La traque sans merci de tels insectes dans votre logement vous parait indispensable. Mais qu’en est-il de l’invasion, depuis les années 90, dans votre appartement ou votre maison d’un nouveau genre de puces, les puces électroniques propulsées par la domotique et les objets et systèmes domestiques connectés au nom du concept de « smart home » ?
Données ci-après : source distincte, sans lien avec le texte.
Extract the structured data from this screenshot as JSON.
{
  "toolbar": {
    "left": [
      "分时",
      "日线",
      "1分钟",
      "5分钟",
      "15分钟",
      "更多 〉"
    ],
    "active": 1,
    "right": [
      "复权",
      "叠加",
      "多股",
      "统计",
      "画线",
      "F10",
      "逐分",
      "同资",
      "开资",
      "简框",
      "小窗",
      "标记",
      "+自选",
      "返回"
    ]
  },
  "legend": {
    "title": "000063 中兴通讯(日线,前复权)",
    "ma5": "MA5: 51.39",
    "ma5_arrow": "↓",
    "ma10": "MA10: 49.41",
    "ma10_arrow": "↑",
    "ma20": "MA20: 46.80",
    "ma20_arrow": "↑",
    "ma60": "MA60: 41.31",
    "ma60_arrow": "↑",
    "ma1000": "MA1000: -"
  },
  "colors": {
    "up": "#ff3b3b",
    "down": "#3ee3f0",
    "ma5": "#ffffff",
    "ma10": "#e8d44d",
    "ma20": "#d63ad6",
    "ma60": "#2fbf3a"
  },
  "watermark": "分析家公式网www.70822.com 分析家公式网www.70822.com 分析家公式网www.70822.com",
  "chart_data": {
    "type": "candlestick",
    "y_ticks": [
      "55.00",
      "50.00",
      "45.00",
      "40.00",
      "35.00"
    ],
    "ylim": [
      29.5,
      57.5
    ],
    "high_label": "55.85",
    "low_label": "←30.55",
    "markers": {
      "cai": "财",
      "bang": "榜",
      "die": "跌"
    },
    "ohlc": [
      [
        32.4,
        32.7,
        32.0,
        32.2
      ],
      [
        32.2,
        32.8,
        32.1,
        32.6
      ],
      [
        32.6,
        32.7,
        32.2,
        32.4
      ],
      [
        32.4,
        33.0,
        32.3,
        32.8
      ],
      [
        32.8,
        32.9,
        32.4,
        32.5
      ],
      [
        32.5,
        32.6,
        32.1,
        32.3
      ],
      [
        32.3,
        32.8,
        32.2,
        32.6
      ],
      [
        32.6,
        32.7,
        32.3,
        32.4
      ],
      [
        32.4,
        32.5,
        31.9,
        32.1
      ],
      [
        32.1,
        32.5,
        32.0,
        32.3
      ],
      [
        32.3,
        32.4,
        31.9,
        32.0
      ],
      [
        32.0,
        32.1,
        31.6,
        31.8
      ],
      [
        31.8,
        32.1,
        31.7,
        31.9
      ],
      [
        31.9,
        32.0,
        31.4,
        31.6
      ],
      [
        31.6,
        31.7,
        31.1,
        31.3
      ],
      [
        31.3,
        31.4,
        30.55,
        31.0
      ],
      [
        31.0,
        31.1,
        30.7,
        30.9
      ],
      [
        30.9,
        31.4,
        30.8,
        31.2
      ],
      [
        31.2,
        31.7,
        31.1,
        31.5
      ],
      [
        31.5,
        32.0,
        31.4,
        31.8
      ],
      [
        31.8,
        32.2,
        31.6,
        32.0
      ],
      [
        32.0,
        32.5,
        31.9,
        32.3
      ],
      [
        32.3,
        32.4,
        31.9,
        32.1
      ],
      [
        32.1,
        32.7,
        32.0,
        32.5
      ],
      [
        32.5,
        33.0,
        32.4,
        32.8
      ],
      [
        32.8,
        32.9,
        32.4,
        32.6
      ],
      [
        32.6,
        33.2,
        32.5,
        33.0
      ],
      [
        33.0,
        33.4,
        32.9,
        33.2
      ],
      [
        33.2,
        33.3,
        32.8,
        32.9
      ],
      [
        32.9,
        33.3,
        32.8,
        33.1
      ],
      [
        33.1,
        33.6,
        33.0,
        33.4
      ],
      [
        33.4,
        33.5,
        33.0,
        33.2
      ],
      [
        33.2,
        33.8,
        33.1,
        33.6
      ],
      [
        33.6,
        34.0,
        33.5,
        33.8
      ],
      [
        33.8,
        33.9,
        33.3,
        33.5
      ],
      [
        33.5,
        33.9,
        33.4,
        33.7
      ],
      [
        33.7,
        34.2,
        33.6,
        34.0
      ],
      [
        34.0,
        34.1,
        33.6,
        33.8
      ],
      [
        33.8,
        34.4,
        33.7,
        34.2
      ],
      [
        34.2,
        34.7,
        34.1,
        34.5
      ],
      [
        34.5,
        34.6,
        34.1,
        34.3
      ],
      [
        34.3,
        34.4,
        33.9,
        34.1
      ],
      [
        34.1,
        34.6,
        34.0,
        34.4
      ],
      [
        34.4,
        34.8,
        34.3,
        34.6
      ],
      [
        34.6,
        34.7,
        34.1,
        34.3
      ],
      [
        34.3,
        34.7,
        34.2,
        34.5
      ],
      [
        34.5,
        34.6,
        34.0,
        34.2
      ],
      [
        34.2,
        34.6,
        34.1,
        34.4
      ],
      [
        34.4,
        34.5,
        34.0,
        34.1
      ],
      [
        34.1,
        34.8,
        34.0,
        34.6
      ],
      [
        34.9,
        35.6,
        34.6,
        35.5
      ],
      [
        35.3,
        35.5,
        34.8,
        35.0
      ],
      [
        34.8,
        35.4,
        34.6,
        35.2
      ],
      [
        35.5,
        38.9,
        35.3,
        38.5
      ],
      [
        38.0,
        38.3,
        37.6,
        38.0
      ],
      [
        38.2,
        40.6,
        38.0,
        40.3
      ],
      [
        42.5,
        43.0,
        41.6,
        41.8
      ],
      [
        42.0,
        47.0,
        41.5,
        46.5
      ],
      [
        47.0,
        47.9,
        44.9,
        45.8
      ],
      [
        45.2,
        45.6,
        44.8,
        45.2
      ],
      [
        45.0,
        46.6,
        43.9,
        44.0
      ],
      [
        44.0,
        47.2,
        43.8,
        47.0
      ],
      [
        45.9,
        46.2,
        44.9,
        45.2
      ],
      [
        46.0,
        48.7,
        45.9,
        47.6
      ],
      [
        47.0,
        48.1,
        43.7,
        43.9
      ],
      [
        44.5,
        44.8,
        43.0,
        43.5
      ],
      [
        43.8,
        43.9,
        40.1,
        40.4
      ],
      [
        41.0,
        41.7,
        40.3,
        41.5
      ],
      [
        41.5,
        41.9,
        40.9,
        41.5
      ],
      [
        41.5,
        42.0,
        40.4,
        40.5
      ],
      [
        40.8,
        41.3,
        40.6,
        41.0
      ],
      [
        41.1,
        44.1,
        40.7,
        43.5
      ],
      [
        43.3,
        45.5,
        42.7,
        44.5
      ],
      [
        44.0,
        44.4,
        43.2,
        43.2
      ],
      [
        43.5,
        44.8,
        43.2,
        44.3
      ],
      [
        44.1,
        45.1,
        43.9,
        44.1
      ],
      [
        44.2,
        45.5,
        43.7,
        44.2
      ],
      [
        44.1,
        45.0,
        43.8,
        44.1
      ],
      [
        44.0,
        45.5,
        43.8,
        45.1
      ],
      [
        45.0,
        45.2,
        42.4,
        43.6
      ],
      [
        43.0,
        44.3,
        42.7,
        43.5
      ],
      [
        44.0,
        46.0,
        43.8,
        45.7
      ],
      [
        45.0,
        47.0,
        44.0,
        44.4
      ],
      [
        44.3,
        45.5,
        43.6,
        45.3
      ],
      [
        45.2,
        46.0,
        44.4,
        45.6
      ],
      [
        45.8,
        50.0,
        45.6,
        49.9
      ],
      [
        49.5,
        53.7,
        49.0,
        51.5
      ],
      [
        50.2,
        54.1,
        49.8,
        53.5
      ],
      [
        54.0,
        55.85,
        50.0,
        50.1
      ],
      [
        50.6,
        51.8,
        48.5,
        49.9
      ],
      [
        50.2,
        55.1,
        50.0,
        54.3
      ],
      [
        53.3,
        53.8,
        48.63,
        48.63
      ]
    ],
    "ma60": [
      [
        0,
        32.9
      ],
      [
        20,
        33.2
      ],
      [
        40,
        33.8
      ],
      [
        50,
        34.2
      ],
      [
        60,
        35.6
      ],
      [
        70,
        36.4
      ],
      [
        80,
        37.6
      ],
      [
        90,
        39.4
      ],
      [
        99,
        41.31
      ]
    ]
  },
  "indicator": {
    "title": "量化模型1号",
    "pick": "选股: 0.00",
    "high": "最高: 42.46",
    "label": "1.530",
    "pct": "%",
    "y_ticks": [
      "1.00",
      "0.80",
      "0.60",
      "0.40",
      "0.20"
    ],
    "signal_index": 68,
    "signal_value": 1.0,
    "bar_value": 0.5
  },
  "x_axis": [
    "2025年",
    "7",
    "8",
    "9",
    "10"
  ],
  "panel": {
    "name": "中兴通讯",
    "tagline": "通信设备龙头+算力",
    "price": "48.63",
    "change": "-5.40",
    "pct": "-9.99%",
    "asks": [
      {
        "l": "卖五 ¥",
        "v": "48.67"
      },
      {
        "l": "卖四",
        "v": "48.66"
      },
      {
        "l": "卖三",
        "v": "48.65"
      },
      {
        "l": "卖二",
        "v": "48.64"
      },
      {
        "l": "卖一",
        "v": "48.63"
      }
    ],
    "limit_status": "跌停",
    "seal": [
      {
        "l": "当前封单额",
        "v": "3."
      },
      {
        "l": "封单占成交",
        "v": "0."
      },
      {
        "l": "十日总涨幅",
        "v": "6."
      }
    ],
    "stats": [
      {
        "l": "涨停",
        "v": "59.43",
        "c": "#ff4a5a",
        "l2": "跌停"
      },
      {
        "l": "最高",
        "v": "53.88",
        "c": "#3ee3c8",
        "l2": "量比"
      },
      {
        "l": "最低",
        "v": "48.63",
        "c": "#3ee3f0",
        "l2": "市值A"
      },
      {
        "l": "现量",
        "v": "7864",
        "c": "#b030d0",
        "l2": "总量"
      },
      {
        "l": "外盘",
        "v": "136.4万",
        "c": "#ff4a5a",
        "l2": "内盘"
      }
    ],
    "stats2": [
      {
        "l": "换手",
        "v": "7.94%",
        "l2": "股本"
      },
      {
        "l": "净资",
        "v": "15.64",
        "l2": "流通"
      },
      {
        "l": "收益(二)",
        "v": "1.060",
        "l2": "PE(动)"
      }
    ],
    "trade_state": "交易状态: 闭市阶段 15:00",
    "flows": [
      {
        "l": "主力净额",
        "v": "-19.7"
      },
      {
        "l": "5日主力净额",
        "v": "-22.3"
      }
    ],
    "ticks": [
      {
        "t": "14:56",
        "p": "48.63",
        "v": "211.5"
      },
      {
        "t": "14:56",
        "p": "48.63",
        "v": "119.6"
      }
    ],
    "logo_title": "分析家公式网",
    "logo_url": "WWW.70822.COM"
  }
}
Ces puces électroniques ne piquent pas mais elles génèrent d’innombrables perversités. Voici quelques exemples courants :

  •  ne pas pouvoir entrer dans son immeuble à l’occasion d’une coupure d’électricité dans le quartier, la serrure électrique de la porte ne disposant pas de procédure d’ouverture manuelle ;
  •  constater que le logiciel du boitier de commande à distance de sa fenêtre de toit à motorisation électrique cesse de fonctionner lors d’un simple changement de pile. Plus de commande, plus de fonctionnement du moteur électrique et l’obligation d’une échelle pour ouvrir manuellement la fenêtre ;
  •  subir l’impossibilité de remplacer du boitier externe récent de visiophonie et d’ouverture à distance de votre porte d’entrée au prétexte que le modèle ne se fait plus et qu’il faut changer toute l’installation ;
  •  supporter que votre compteur électrique communicant Linky, comme votre box d’accès à internet, permettent à des tiers, comme les opérateurs et leurs kyrielles de sous-traitants, de savoir en temps réel si votre logements est occupé ;
  •  être obligé de monter très rapidement sur un escabeau pour changer immédiatement la pile en fin de vie d’un détecteur de fumée qui fait en continu un bruit strident ;
  •  passer plusieurs jours à décrypter, sans l’aide de la notice introuvable, le fonctionnement spécifique de la commande du four de la cuisine d’un gite que vous avez loué pour l’été ;
  •  enfin, ne pas pouvoir rentrer dans votre chambre d’hôtel dont la serrure est uniquement commandée à distance par une tablette murale qui vient d’être victime d’un bug logiciel.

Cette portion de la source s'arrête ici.